All tested strains grew in Ashby’s nitrogen-free medium. Growth curves showed that they entered the logarithmic phase at 7 h, reached the peak growth at 24 h, and entered the decline phase after 43 h, preliminarily confirming their nitrogen-fixing potential (Figure 6c). Further assessment of indole-3-acetic acid (IAA) production revealed that all ten strains could secrete IAA. After 60 hours of cultivation, the IAA yields ranged between 19.933 and 55.0 mg/L, with strain C4 producing the highest amount, indicating strong phytohormone synthesis capability (Figure 6d). Quantitative evaluation of siderophore production showed that strain C4 had the lowest A/Ar value (0.637), indicating the highest relative siderophore yield, whereas strain A1 had the highest A/Ar value (1.887), indicating a relatively lower yield (Figure 6e). Measurements of NITS and ACC deaminase activities confirmed that all strains possessed both enzymatic activities. The activity ranges were 22.803-25.409 U/L for NITS and 61.317-122.515 U/L for ACC deaminase. Specifically, the NITS activity of strains B2, B3, and C3 exceeded 110 U/L, and the ACC deaminase activity of strains A1, C3, and C4 exceeded 40 U/L (Figures 6f, g). In the evaluation of phosphate solubilization, five strains (A1, B3, C1, C3, and C4) formed solubilization halos on inorganic phosphorus medium. Strain C4 produced the largest halo, and its soluble phosphorus content in liquid culture reached 131.867 mg/L (Figure 6h).

These results indicate the successful isolation of a collection of actinobacterial resources from the lavender rhizosphere with broad-spectrum plant growth-promoting potential. Several strains simultaneously exhibited multiple biological functions, including salt-alkali tolerance, enzyme production, nitrogen fixation, phosphate solubilization, siderophore production, and IAA synthesis, demonstrating their potential to alleviate environmental stress and promote plant growth, thereby laying a foundation for their future application.

To verify the plant growth-promoting potential of Actinobacteria derived from the lavender rhizosphere, four strains (C4, C3, A1, B3) that exhibited excellent performance in prior functional screenings were selected. These strains were prepared as individual inoculants and specific bacterial consortia (C4+A1, C3+B3, A1+B3) and applied to A. thaliana seedlings via root irrigation. The growth-promoting effects on the plants were systematically evaluated, with the growth status of A. thaliana seedlings from each treatment group shown in Figure 7a.

Among the single-strain treatments, strain C4 demonstrated the most prominent effect.

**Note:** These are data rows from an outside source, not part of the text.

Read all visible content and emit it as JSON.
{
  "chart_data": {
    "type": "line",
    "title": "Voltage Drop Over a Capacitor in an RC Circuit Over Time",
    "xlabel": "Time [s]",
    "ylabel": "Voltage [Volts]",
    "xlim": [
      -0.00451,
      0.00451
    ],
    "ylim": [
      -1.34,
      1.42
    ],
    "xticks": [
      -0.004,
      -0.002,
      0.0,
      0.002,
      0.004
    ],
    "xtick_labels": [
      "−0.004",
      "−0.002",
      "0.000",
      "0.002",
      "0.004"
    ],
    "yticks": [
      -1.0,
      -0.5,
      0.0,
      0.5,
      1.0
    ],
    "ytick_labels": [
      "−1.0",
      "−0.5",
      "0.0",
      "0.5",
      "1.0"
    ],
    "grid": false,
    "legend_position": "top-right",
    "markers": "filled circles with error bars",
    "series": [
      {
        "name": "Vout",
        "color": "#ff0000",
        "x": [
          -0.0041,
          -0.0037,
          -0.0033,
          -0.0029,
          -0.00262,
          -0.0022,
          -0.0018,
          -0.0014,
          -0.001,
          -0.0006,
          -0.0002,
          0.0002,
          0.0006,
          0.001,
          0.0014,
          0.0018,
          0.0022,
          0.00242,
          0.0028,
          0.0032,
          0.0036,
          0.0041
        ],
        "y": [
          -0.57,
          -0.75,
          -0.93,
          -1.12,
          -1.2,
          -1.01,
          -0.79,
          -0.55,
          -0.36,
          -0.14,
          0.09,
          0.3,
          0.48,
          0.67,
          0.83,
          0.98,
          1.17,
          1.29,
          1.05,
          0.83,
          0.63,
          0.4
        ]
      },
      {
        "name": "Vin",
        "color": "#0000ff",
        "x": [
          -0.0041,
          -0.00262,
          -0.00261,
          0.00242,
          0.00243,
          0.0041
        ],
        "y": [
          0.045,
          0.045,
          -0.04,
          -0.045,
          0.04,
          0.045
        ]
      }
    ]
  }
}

The C4-inoculated plants showed an increase of 9 leaves, a plant height increase of 1.5 cm, fresh and dry weight increases of 0.279 g and 0.224 g respectively, a root length increase of 1.023 cm, and a chlorophyll content increase of 0.366 mg/g wt. The other strains (C3, A1, and B3) also exhibited varying degrees of growth-promoting effects. Notably, the bacterial consortium treatments generally outperformed the single-strain treatments, with the C4+A1 combination showing the most significant effects: plant height increased by 7.587 cm, fresh and dry weights increased by 0.631 g and 0.383 g respectively, and chlorophyll content increased by 0.708 mg/g fresh weight. All these parameters were significantly higher than those of the control group and most single-strain treatments (Figures 7b–g).

Additionally, although some parameters in the pure medium treatment group were slightly higher than those in the control (CK), its growth-promoting effect remained significantly lower than all bacterial suspension treatments. This indicates that the observed plant growth promotion primarily resulted from the biological activity of the inoculated Actinobacteria, rather than interference from medium components.

In summary, this study demonstrates that Actinobacteria originating from the lavender rhizosphere, particularly strains C4 and A1 and their consortium, can effectively promote the growth of A. thaliana seedlings. They significantly enhance biomass accumulation, root development, and photosynthetic pigment content, demonstrating substantial potential for application as plant growth-promoting bacteria.